Senators from both sides of the political aisle will join forces to investigate allegations that Defense Secretary Pete Hegseth ordered there to be no survivors in U.S. airstrikes on alleged drug-running boats.
GOP Senator Roger Wicker, Chairman of the Senate Armed Services Committee, and Democratic Senator Jack Reed announced the decision in a joint statement Saturday.
"The Committee is aware of recent news reports and the Department of Defense’s initial response — regarding alleged follow-on strikes on suspected narcotics vessels in the SOUTHCOM area of responsibility,” the statement read.
“The Committee has directed inquiries to the Department, and we will be conducting vigorous oversight to determine the facts related to these circumstances.”
It comes following a report from The Washington Post, which alleged that Hegseth had ordered military personnel to “kill everybody” on board a vessel in the Caribbean, suspected of carrying drugs, on September 2.
A first missile strike left two survivors, but a Special Operations commander overseeing the attack ordered a second strike to comply with Hegseth’s instructions to “kill everybody,” according to the Post, which cited officials with direct knowledge of the operation.
The two men were then “blown apart in the water,” according to the report.
Wicker and Reed’s statement is a significant development following weeks and now months of intense scrutiny around the administration’s siege of what it describes as “narco-terrorists.”
The attack on September 2 was the first of more than a dozen attacks on alleged drug-running boats that have killed more than 80 people over the last three months.
International investigators and members of Congress have since questioned the legality of the operations, alleging that the Trump administration’s deadly campaign amounts to extrajudicial killings. Other experts, speaking to The Independent, have labeled the actions as outright murder and a war crime.

The Independent has contacted the Department of War for comment on news of the Senate investigation.
Hegseth took to social media Friday to blast The Post’s report as “more fabricated, inflammatory, and derogatory reporting” aimed at discrediting the administration's work and insisted that the operations were lawful.

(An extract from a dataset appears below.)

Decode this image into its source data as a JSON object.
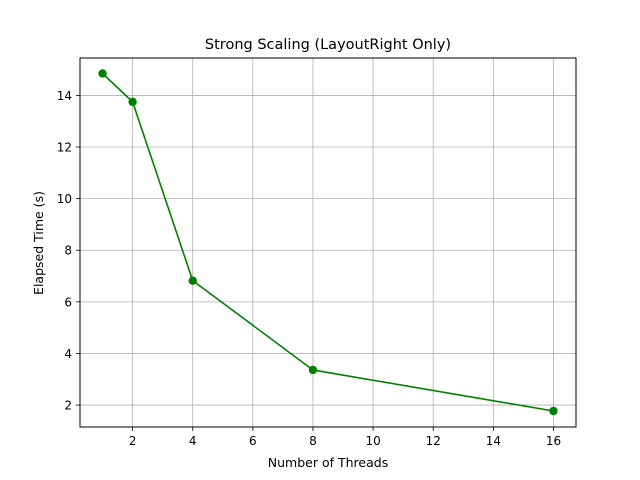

“As we’ve said from the beginning, and in every statement, these highly effective strikes are specifically intended to be ‘lethal, kinetic strikes,’” he wrote in the lengthy post.
The declared intent is to stop lethal drugs, destroy narco-boats, and kill the narco-terrorists who are poisoning the American people. Every trafficker we kill is affiliated with a Designated Terrorist Organization.”
He added: “Our current operations in the Caribbean are lawful under both U.S. and international law, with all actions in compliance with the law of armed conflict—and approved by the best military and civilian lawyers, up and down the chain of command.”